CI/CD for AI models: the pipeline shape that holds up
Tekton, Argo CD, GitHub Actions, Jenkins X, four answers to model deploys. You can't unit-test a model, so eval suites become the test substitute. Versioning, rollback, blue-green serving. Pipeline config as the Decisions as Code surface, projected per environment.
The first time a team ships a model the way they ship a microservice, the CI/CD pipeline they reach for is the same one they were already using for the rest of the platform. That's correct as a starting point and wrong as a finishing point. The shape of an AI deploy is different enough from a service deploy that the pipeline has to grow new joints. Good news: the joints are well-understood now. The 2025 question isn't "what's the AI CI/CD tool?", it's "how do I bend my existing CI/CD setup around the parts of the model lifecycle that don't fit?"
I've been running variants of this on engine-01 (the Linux box with the GTX 1080 Ti) partly to see how the patterns behave on a single GPU node and partly because the problems are easier to feel when you can't hide behind a fleet. The shape that's emerged across industry conversations and the homelab work looks roughly the same regardless of what you're running on.
The pipeline shape that holds upDatafrozen +signedEvalsfail fastBuildmodel +bundleReleaseGatepolicy +sign-offDeploycanary →fullevery stage records a signed audit eventFive stages, one signed trail. Release Gate is where humans veto.Five stages, one signed trail.
The four tool choices
Pick the tool that matches the rest of your platform. The differences aren't huge.
Tekton is the K8s-native pipeline runtime. CRDs all the way down. Pipelines, Tasks, PipelineRuns. Strong if your platform is K8s-first and you want pipeline definitions to live next to the workloads they ship. The Tekton Hub has reusable Tasks for most of what an AI pipeline needs (S3 upload, container build, conftest, kustomize). The pain point is the verbosity. Every Task is a Pod. Every step is a container, the YAML adds up.
Argo CD is the GitOps continuous-deployment side. Pair it with Argo Workflows for the pipeline side and you have a clean K8s-native combination. Argo CD watches the manifest repo; Workflows runs the pipeline jobs. For model deploys this works well because the deployed object (a KServe InferenceService, a Helm release for vLLM) is a manifest that GitOps loves.

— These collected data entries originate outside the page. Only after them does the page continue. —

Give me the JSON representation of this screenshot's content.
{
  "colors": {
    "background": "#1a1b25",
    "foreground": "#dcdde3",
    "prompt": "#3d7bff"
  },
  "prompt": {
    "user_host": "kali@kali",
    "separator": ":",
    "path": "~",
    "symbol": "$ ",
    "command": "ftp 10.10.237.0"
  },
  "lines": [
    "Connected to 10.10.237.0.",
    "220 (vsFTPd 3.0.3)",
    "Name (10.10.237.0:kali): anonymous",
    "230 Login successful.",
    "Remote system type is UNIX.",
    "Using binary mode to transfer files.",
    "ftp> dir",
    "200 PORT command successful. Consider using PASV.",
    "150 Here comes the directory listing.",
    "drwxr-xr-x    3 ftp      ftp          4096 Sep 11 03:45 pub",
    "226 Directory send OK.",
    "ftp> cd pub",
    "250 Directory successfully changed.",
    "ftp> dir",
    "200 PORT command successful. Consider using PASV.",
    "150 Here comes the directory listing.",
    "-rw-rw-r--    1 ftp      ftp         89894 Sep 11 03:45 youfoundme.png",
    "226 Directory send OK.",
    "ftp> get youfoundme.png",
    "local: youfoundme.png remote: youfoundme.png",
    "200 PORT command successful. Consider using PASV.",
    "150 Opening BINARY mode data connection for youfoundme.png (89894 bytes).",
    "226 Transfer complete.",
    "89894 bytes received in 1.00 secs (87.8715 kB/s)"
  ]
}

GitHub Actions is the path most teams are already on. Hosted runners for the lightweight steps, self-hosted runners on GPU nodes for the eval steps that need a GPU. The pain point is that the model artifact is too big for the artifact store; you push to a model registry instead and pass a reference. The benefit is that everyone already knows it.
Jenkins X is the most opinionated of the four. Cloud-native Jenkins with built-in GitOps and preview environments. Strong if your team wants the workflow defined for them and weak if your team wants to define it themselves. I haven't seen it picked for new AI work in 2025; the teams that are on it inherited it.
The honest answer for most teams: stay on what you have. The differentiation is in what the pipeline does, not the runner.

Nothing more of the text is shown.